An essay about Gaza, about leaving, and about carrying memories.
I always thought of Gaza as a place where time folded in on itself. A closed world – dense, familiar, overwhelming – where you grow too fast or not at all.
I was the child my aunts, my older cousins, and even my friends’ mothers would pull into conversations about family issues, relationships, and everyday problems.
My teacher called me “the sharpened tongue”, not because I was rude, but because I refused to be shaped into someone softer, quieter, more acceptable.
Sometimes, I slipped into the moments that reminded me I was a child – like sewing tiny clothes for my Barbies with my cousins.
But usually, I hovered somewhere between the world of children who didn’t quite understand me and the world of adults whose conversations I somehow understood.
On Fridays, my family used to drive from our neighbourhood in as-Sudaniya down the coastal al-Rashid Street to Rafah – about an hour’s drive.
One of those days, Gaza felt less like a cage, more like a home.
I was 12, and my siblings and I joked about old memories – the way my brother used to mispronounce words, the tiny disasters that became inside jokes only we understood.
I always knew I would leave.
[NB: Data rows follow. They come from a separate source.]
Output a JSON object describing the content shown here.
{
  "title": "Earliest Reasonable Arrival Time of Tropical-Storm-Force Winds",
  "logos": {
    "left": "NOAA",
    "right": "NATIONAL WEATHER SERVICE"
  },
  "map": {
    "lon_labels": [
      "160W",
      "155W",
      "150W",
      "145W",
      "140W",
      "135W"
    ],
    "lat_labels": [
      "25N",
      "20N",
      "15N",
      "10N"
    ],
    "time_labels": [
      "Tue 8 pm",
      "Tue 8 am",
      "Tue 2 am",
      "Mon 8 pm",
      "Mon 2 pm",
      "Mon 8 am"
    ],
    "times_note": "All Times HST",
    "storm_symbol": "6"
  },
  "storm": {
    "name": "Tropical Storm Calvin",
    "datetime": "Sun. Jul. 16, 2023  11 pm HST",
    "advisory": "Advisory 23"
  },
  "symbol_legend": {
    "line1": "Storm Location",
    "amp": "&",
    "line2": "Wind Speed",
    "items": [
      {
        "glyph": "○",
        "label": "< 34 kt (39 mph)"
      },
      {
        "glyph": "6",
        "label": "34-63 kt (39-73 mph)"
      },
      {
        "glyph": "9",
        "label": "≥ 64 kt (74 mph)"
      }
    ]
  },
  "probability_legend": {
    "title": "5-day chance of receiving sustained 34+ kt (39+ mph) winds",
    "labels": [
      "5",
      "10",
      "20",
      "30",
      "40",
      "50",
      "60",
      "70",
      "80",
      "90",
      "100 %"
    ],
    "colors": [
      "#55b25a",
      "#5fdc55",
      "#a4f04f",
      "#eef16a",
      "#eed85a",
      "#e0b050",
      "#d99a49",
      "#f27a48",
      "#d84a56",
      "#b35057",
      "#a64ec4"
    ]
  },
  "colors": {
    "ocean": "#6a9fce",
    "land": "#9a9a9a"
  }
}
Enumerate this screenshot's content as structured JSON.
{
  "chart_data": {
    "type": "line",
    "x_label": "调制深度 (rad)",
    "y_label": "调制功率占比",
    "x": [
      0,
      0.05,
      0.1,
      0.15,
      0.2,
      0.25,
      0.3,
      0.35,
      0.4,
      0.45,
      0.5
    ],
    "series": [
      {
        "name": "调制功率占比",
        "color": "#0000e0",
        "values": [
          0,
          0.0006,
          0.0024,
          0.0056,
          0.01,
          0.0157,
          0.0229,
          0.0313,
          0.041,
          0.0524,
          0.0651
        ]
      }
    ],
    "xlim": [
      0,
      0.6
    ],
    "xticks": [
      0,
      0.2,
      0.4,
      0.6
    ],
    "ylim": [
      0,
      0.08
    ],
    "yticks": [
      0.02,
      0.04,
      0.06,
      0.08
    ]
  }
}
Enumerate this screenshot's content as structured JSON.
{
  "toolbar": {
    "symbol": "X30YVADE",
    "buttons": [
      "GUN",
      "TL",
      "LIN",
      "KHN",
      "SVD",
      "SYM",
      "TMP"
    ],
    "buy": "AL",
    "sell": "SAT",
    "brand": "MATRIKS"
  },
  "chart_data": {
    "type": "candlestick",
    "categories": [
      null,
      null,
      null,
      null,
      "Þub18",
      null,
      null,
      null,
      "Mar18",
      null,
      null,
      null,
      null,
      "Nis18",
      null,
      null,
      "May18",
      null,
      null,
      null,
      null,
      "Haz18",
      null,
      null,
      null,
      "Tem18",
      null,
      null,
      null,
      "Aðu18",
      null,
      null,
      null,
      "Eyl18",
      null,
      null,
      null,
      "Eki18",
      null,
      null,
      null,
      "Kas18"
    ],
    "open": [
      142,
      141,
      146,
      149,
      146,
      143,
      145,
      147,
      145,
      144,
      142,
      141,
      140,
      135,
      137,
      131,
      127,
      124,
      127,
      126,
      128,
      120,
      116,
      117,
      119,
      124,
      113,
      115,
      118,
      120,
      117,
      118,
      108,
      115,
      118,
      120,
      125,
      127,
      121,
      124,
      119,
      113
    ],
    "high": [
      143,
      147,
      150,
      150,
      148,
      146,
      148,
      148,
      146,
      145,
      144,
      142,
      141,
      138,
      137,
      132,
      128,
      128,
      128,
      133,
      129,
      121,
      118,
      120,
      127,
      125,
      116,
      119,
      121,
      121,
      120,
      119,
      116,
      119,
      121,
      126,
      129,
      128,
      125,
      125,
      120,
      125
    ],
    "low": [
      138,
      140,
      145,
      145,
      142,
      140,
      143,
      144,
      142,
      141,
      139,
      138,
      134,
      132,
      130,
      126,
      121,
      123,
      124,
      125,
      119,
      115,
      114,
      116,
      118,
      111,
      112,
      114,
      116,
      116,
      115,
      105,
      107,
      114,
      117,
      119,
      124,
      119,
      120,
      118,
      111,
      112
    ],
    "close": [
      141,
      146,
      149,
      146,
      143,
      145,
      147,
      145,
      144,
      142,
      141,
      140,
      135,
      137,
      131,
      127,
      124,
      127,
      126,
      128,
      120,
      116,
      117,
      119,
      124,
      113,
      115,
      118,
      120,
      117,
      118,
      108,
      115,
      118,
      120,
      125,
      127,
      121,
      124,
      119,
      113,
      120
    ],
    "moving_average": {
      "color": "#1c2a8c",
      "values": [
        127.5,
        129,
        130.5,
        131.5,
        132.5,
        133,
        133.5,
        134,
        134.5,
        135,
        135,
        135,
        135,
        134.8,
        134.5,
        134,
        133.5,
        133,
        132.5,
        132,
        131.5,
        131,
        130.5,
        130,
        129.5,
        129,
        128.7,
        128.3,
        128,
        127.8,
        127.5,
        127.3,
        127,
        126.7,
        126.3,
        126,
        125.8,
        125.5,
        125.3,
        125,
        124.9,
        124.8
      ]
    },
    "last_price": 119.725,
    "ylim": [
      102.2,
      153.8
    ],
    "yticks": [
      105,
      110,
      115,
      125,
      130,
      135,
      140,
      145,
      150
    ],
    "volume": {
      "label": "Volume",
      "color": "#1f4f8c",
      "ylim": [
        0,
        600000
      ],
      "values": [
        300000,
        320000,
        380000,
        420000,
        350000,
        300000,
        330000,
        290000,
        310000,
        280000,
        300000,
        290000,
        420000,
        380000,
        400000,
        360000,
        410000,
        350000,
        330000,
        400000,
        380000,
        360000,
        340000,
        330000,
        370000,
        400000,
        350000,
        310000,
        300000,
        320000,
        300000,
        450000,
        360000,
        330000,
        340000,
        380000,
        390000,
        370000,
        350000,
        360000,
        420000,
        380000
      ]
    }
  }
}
I remember a family gathering when every girl my age was asked where she planned to study – in Gaza, they meant, naming local universities as if the question had no other geography.
When it was my turn, I blurted: “Study in Gaza? I’m going abroad. I’ll be a journalist like my father.”
Some people encouraged me. Others laughed. But I already felt the world outside calling.
The world calling
When I left Gaza in 2019 at 17 to study international relations, it was the first time I flew on my own, and because I was under 18, I carried a court document permitting me to travel alone.
At the Rafah crossing, I stood between my father and older brother, Omar, memorising their faces.
At every airport, I was pulled aside for extra searches because of my black passport. Officers asked why I was travelling alone, where I was going, what I planned to study – ordinary questions to them that felt like tests I had to pass to earn a life outside the only world I knew.
My first night in Cyprus, I slept more deeply than I ever had in my life.
When I woke to a loud sound, my body panicked, as if it were an explosion. I ran into the corridor only to find suitcase wheels dragging across the floor.
Then my mind caught up with my body: You’re not in Gaza anymore.
That morning, I wandered the dorms looking for a mini market. Someone told me it was in the basement, but I got lost in the corridors, trying to buy an adapter and some toast.
Everything felt unfamiliar – especially the silence.
Nothing hummed, nothing hovered, nothing threatened. The stillness almost frightened me.
My first real conversations were at the English prep course at the university. It was a small classroom that felt like a tiny world: Classmates from Cyprus, Turkiye, Lebanon, Morocco, Libya.
We traded words and accents, and my teacher loved how quickly I learned new vocabulary.
When I told people I am from Palestine, some heard “Pakistan”, or pointed vaguely at their maps; I showed them pictures, then places.
In classes, some asked whether we “actually had a life” there. One person asked, sincerely, if Gaza existed. The confusion wasn’t malicious; it was a vacuum in the world’s imagination where my home is.